O grunge nasceu como uma explosão de contradições: melodia e ruído, lirismo e raiva, ternura e ódio. Seattle, nos anos 90, era o epicentro de guitarras sujas e corpos em atrito com o mundo. A narrativa oficial cristalizou-se em redor de vozes masculinas — Kurt Cobain, Eddie Vedder, Chris Cornell —, mas seria uma amputação da memória esquecer que as mulheres também ergueram a cena com a mesma potência e riscos muitas vezes maiores.
O grunge feminino não era apêndice, era nervo exposto. Courtney Love com as Hole transformou o sofrimento íntimo em manifesto público. Live Through This (1994) soa até hoje como um diário escrito com sangue e delineador borrado: “Doll parts” não é só uma canção, é uma autópsia do corpo feminino. Courtney encarnava a contradição de ser musa e monstro, alvo de culto e de ódio, presença ruidosa e necessária.
Ao lado dela, Kat Bjelland, com as Babes in Toyland, arrastava o grunge para uma vertigem quase ritual. O disco Spanking Machine (1990) é uma corrente elétrica de guitarras que cortam como lâminas cegas. Bjelland não apenas cantava: ela gritava como quem invoca um exorcismo coletivo. Sua estética, carregada de vestidos infantis e fúria, foi mal interpretada por muitos, mas traduzia a perversão das fantasias de pureza impostas às mulheres.
Donita Sparks e Suzi Gardner, com as L7, deram ao grunge a sua veia mais irónica e suada. Bricks Are Heavy (1992) é uma pedrada: “Pretend We’re Dead” tornou-se hino, mas basta ouvir “Shitlist” para entender que não havia pacificação possível. E há Mia Zapata, dos The Gits, talvez a face mais trágica e comovente dessa cena. Sua voz tinha algo de blues e rua, um grito rouco que atravessava guitarras distorcidas. Zapata foi assassinada brutalmente em 1993, e sua ausência ecoa como ferida aberta. Falar de mulheres no grunge é também falar de violência estrutural, do silenciamento real de uma voz que prometia durar.

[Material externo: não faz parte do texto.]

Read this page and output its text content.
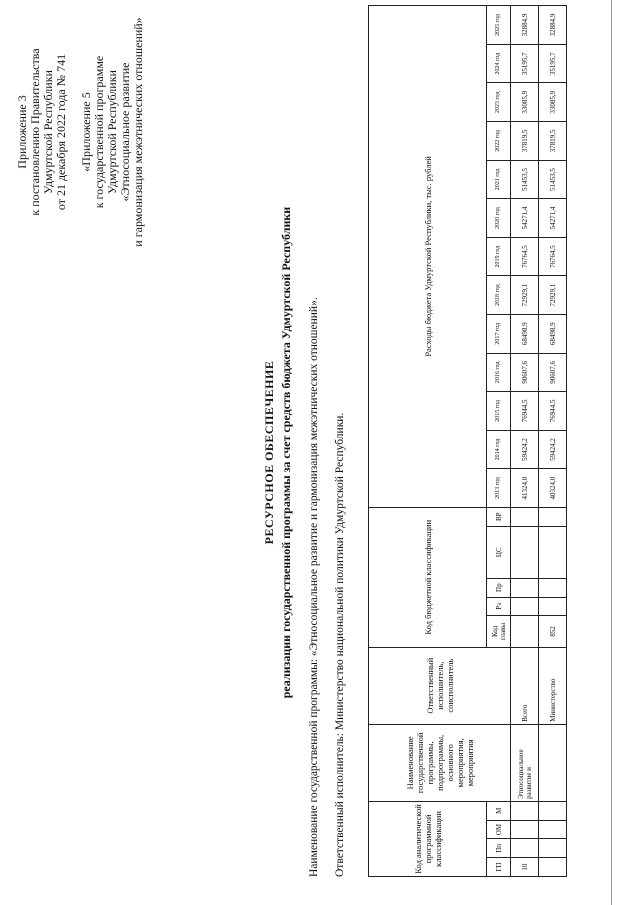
Приложение 3 к постановлению Правительства Удмуртской Республики от 21 декабря 2022 года № 741 «Приложение 5 к государственной программе Удмуртской Республики «Этносоциальное развитие и гармонизация межэтнических отношений»
РЕСУРСНОЕ ОБЕСПЕЧЕНИЕ реализации государственной программы за счет средств бюджета Удмуртской Республики Наименование государственной программы: «Этносоциальное развитие и гармонизация межэтнических отношений». Ответственный исполнитель: Министерство национальной политики Удмуртской Республики.	Код аналитической программной классификации				Наименование государственной программы, подпрограммы, основного мероприятия, мероприятия	Ответственный исполнитель, соисполнитель	Код бюджетной классификации					Расходы бюджета Удмуртской Республики, тыс. рублей												
ГП	Пп	ОМ	М			Код главы	Рз	Пр	ЦС	ВР	2013 год	2014 год	2015 год	2016 год	2017 год	2018 год	2019 год	2020 год	2021 год	2022 год	2023 год	2024 год	2025 год
10				Этносоциальное развитие и	Всего						41324,0	59424,2	76944,5	90607,6	68498,9	72929,1	76764,5	54271,4	51453,5	37819,5	33085,9	35195,7	32884,9
					Министерство	852					40324,0	59424,2	76944,5	90607,6	68498,9	72929,1	76764,5	54271,4	51453,5	37819,5	33085,9	35195,7	32884,9
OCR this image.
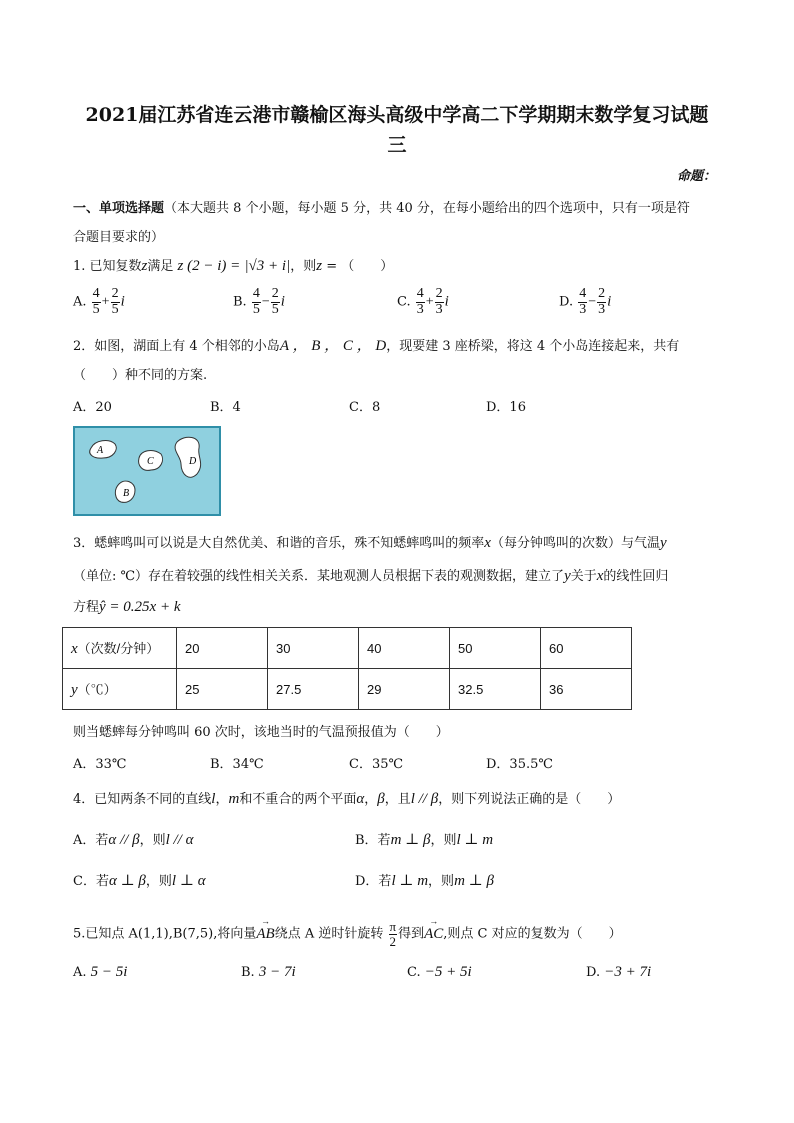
2021届江苏省连云港市赣榆区海头高级中学高二下学期期末数学复习试题
三
命题：
一、单项选择题（本大题共 8 个小题，每小题 5 分，共 40 分，在每小题给出的四个选项中，只有一项是符
合题目要求的）
1. 已知复数z满足 z (2 − i) = |√3 + i|，则z = （　　）
A. $\frac{4}{5} + \frac{2}{5}$ i	B. $\frac{4}{5} - \frac{2}{5}$ i	C. $\frac{4}{3} + \frac{2}{3}$ i	D. $\frac{4}{3} - \frac{2}{3}$ i
2．如图，湖面上有 4 个相邻的小岛A ， B ， C ， D，现要建 3 座桥梁，将这 4 个小岛连接起来，共有
（　　）种不同的方案.
A．20	B．4	C．8	D．16
A
C	D
B
3．蟋蟀鸣叫可以说是大自然优美、和谐的音乐，殊不知蟋蟀鸣叫的频率x（每分钟鸣叫的次数）与气温y
（单位: ℃）存在着较强的线性相关关系．某地观测人员根据下表的观测数据，建立了y关于x的线性回归
方程ŷ = 0.25x + k
x（次数/分钟）	20	30	40	50	60
y（℃）	25	27.5	29	32.5	36
则当蟋蟀每分钟鸣叫 60 次时，该地当时的气温预报值为（　　）
A．33℃	B．34℃	C．35℃	D．35.5℃
4．已知两条不同的直线l，m和不重合的两个平面α，β，且l // β，则下列说法正确的是（　　）
A．若α // β，则l // α	B．若m ⊥ β，则l ⊥ m
C．若α ⊥ β，则l ⊥ α	D．若l ⊥ m，则m ⊥ β
5.已知点 A(1,1),B(7,5),将向量→ AB绕点 A 逆时针旋转 $\frac{\pi}{2}$ 得到→ AC,则点 C 对应的复数为（　　）
A. 5 − 5i	B. 3 − 7i	C. −5 + 5i	D. −3 + 7i
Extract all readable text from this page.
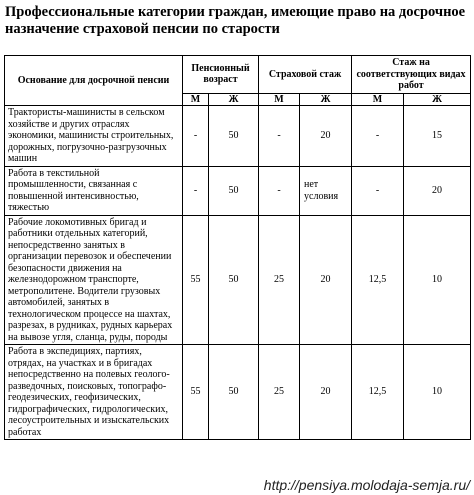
Профессиональные категории граждан, имеющие право на досрочное назначение страховой пенсии по старости
Основание для досрочной пенсии	Пенсионный возраст		Страховой стаж		Стаж на соответствующих видах работ	
	М	Ж	М	Ж	М	Ж
Трактористы-машинисты в сельском хозяйстве и других отраслях экономики, машинисты строительных, дорожных, погрузочно-разгрузочных машин	-	50	-	20	-	15
Работа в текстильной промышленности, связанная с повышенной интенсивностью, тяжестью	-	50	-	нет условия	-	20
Рабочие локомотивных бригад и работники отдельных категорий, непосредственно занятых в организации перевозок и обеспечении безопасности движения на железнодорожном транспорте, метрополитене. Водители грузовых автомобилей, занятых в технологическом процессе на шахтах, разрезах, в рудниках, рудных карьерах на вывозе угля, сланца, руды, породы	55	50	25	20	12,5	10
Работа в экспедициях, партиях, отрядах, на участках и в бригадах непосредственно на полевых геолого-разведочных, поисковых, топографо-геодезических, геофизических, гидрографических, гидрологических, лесоустроительных и изыскательских работах	55	50	25	20	12,5	10
http://pensiya.molodaja-semja.ru/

Essas artistas dialogavam, ainda que indirectamente, com as riot grrrls — Bikini Kill, Sleater- Kinney, Bratmobile —, que nasceram na mesma geografia e época, cruzando punk e feminismo. Mas o grunge feminino tinha a sua própria densidade: menos panfletário, mais entranhado no visceral, no corpo que dói, que deseja, que se mutila e se afirma.
A literatura pode-nos ajudar a ler essa cena: havia em Courtney Love o mesmo gesto de Sylvia Plath ao abrir o gás do fogão — uma estética da destruição íntima tornada arte. Em Kat Bjelland, ouvia-se algo de Antonin Artaud: teatro da crueldade, performance que não se contentava em entreter, mas queria ferir. Donita Sparks lembrava as gargalhadas de uma Hilda Hilst irónica e obscena, cuspindo no rosto da moral.
Lembrá-las é devolver à história sua pluralidade. O grunge não foi apenas o retrato de jovens homens atormentados em flanelas. Foi também o corpo feminino gritando, deformando o palco, rasgando o microfone com unhas e dentes. Foi uma literatura de distorção escrita em acordes dissonantes.